En mission de quatre jours au Mali, l'Administratrice du Programme des Nations Unies pour le développement (PNUD), Helen Clark, et le Directeur exécutif du Programme commun des Nations Unies sur le VIH/sida (ONUSIDA), Michel Sidibé, ont estimé que ce pays pouvait servir d'exemple au reste de l'Afrique dans la lutte contre le VIH.

« Il y a vingt ans, lorsque j'étais ministre de la santé dans mon pays (Nouvelle-Zélande), nous avions les mêmes chances que vous de faire cesser l'épidémie à la racine », a déclaré Mme Clark. « Si nous avons réussi, c'est parce que nous avons adopté une approche ouverte à tous. Le Mali doit donner l'exemple aux autres pays d'Afrique en montrant de quelle manière il faut stopper l'épidémie de VIH. »

Selon les estimations gouvernementales, la prévalence du VIH a reculé au Mali, pour passer d'1,7 % en 2001 à 1,3 % en 2006. Quelque 27.000 personnes bénéficiaient d'un traitement antirétroviral en 2009, ce qui correspond à 80% des personnes ayant besoin de ce traitement. Les estimations de l'ONUSIDA considèrent que 100.000 personnes vivent actuellement avec le VIH au Mali.

Mme Clark et M. Sidibé ont entamé leur mission au Mali par la ville antique de Tombouctou où ils ont rencontré le Groupe d'appui à la formation de Base (GAFB), une organisation de la société civile locale qui assure une prévention contre le VIH en menant des programmes novateurs d'éducation par les pairs auprès des populations vulnérables, notamment les services en uniforme, la jeunesse et les employés de maison.

Michel Sidibé a souligné que le rôle du GAFB consistait à faire entendre la voix des personnes et à aider les membres les plus marginalisés de la société. « Cette organisation prouve que nous pouvons faire cesser l'épidémie de VIH en nous concentrant sur ceux qui sont les plus vulnérables », a ajouté M. Sidibé. « C'est un honneur pour moi de me joindre à Helen Clark pour sa première visite au Mali, laquelle démontre clairement l'engagement des Nations Unies à empêcher toute nouvelle infection au VIH. »

Le GAFB a commencé ses activités grâce à une subvention de la Banque mondiale.

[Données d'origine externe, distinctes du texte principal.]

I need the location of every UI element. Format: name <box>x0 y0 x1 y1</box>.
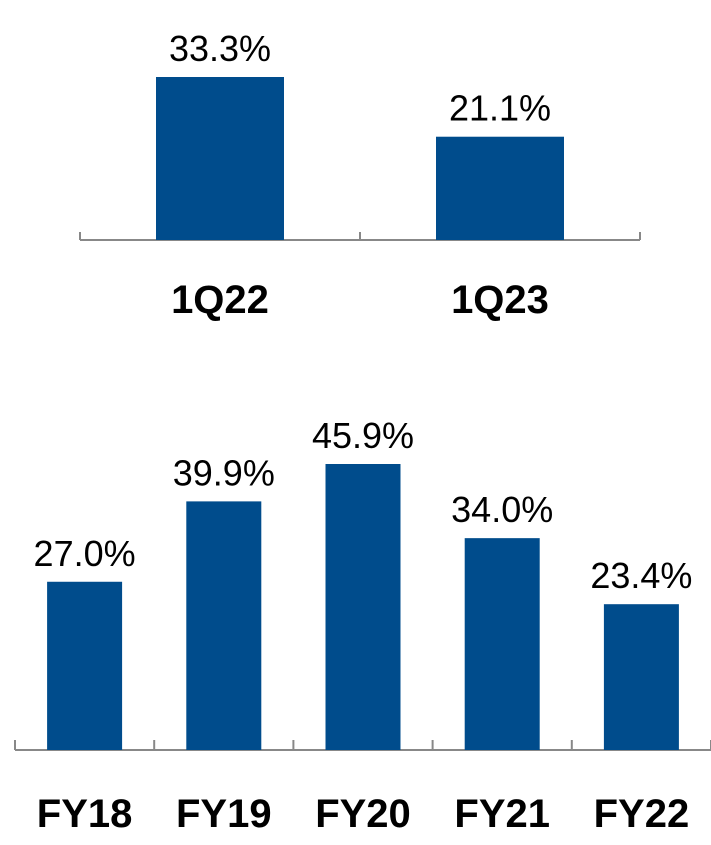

Il élargit ses services en s'appuyant sur des ressources du Fonds mondial. Il y a quelques semaines, le Fonds mondial a accordé au Mali une subvention sur deux ans de 43 millions de dollars USD pour intensifier la prévention, le traitement, les soins et le soutien contre le VIH dans le pays.

Lors de leurs rencontres avec des personnalités gouvernementales comme le Président Amadou Toumani Touré les 3 et 4 mai, les dirigeants du PNUD et de l'ONUSIDA ont appelé à l'accélération de la riposte nationale au sida dans la perspective de 2015, date fixée par la communauté internationale pour atteindre les Objectifs du Millénaire pour le développement.

M. Sidibé a appelé également de nouveau à l'élimination de la transmission du VIH de la mère à l'enfant. Selon les estimations pour 2008, 12% des femmes enceintes au Mali ont bénéficié d'un dépistage au VIH et seulement 18% des nourrissons nés de mères séropositives ont reçu des antirétroviraux pour empêcher l'infection au VIH.

Après le Mali, Mme Clark doit se rendre au Burkina Faso, en Tanzanie et en Afrique du Sud.